Die Fraktionsvertreter bemängelten am Donnerstag unisono, dass noch kaum Unterlagen eingetroffen seien. Der Grüne Peter Pilz rechnete bei einem Pressegespräch mit einer Verzögerung der Ausschussarbeit. Maßgebliche Akten in der Causa Telekom seien erst am Donnerstag, von der Staatsanwaltschaft an die Oberstaatsanwaltschaft übermittelt worden, sagte er. Eine Zeugenliste könne so wohl erst Ende Jänner erstellt werden, die ersten Befragungen Mitte Februar stattfinden.
"Ich hätte mir schon gewünscht, dass es zügiger geht", sagte SP- Fraktionsführer Hannes Jarolim. Allerdings warb er um Verständnis für die Behörden: "Dass die Unterlagenübersendung ihre Zeit braucht, ist schon klar, die gehören auch eingescannt und eingelesen. Und die Staatsanwaltschaften leiden unter extremen Personalengpässen."
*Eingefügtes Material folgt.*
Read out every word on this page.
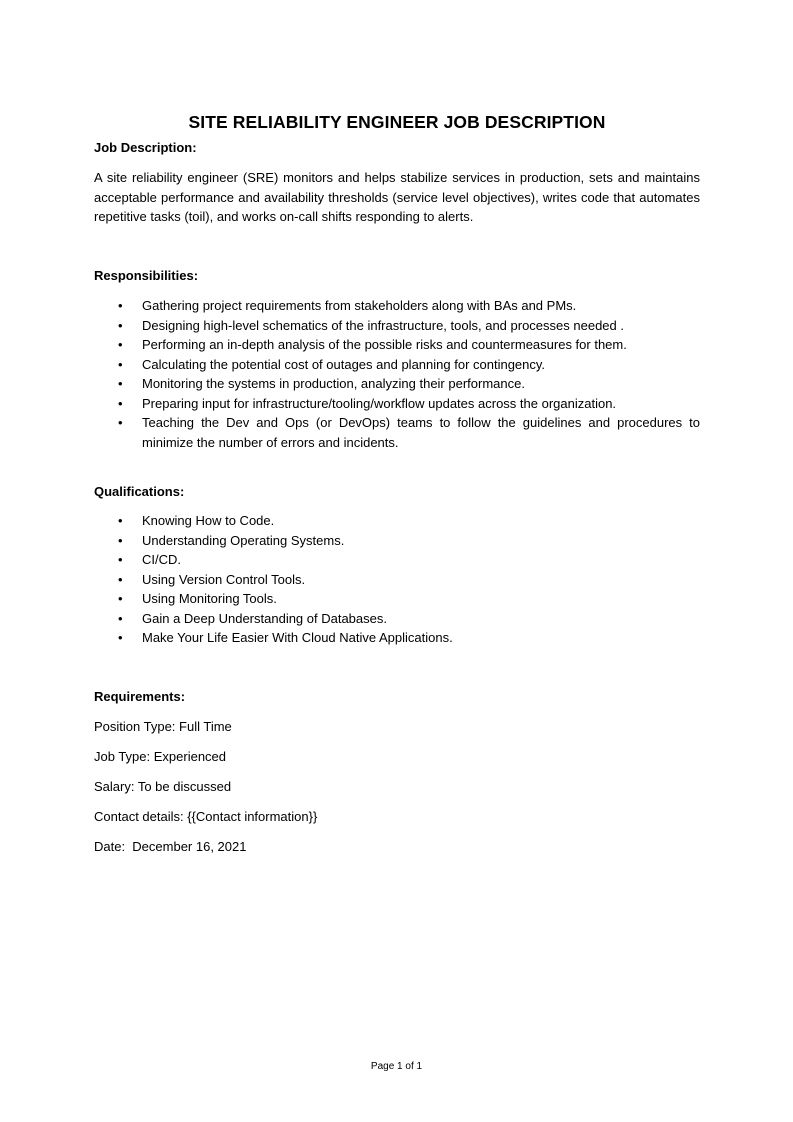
SITE RELIABILITY ENGINEER JOB DESCRIPTION
Job Description:
A site reliability engineer (SRE) monitors and helps stabilize services in production, sets and maintains acceptable performance and availability thresholds (service level objectives), writes code that automates repetitive tasks (toil), and works on-call shifts responding to alerts.
Responsibilities:
• Gathering project requirements from stakeholders along with BAs and PMs.
• Designing high-level schematics of the infrastructure, tools, and processes needed .
• Performing an in-depth analysis of the possible risks and countermeasures for them.
• Calculating the potential cost of outages and planning for contingency.
• Monitoring the systems in production, analyzing their performance.
• Preparing input for infrastructure/tooling/workflow updates across the organization.
• Teaching the Dev and Ops (or DevOps) teams to follow the guidelines and procedures to minimize the number of errors and incidents.
Qualifications:
• Knowing How to Code.
• Understanding Operating Systems.
• CI/CD.
• Using Version Control Tools.
• Using Monitoring Tools.
• Gain a Deep Understanding of Databases.
• Make Your Life Easier With Cloud Native Applications.
Requirements:
Position Type: Full Time
Job Type: Experienced
Salary: To be discussed
Contact details: {{Contact information}}
Date:  December 16, 2021
Page 1 of 1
Nicht ganz so milde gestimmt ist VP- Fraktionsführer Werner Amon. Man habe sich doch extra mit den zuständigen Staatsanwälten zusammengesetzt und die "Kooperation abgesprochen, um sie ausdrücklich nicht zu behindern". Gerne hätte er die Weihnachtstage dem Aktenstudium gewidmet, "wenn die Zusagen nicht eingehalten werden, ist das suboptimal", meinte er. "Mich ärgert das natürlich extrem."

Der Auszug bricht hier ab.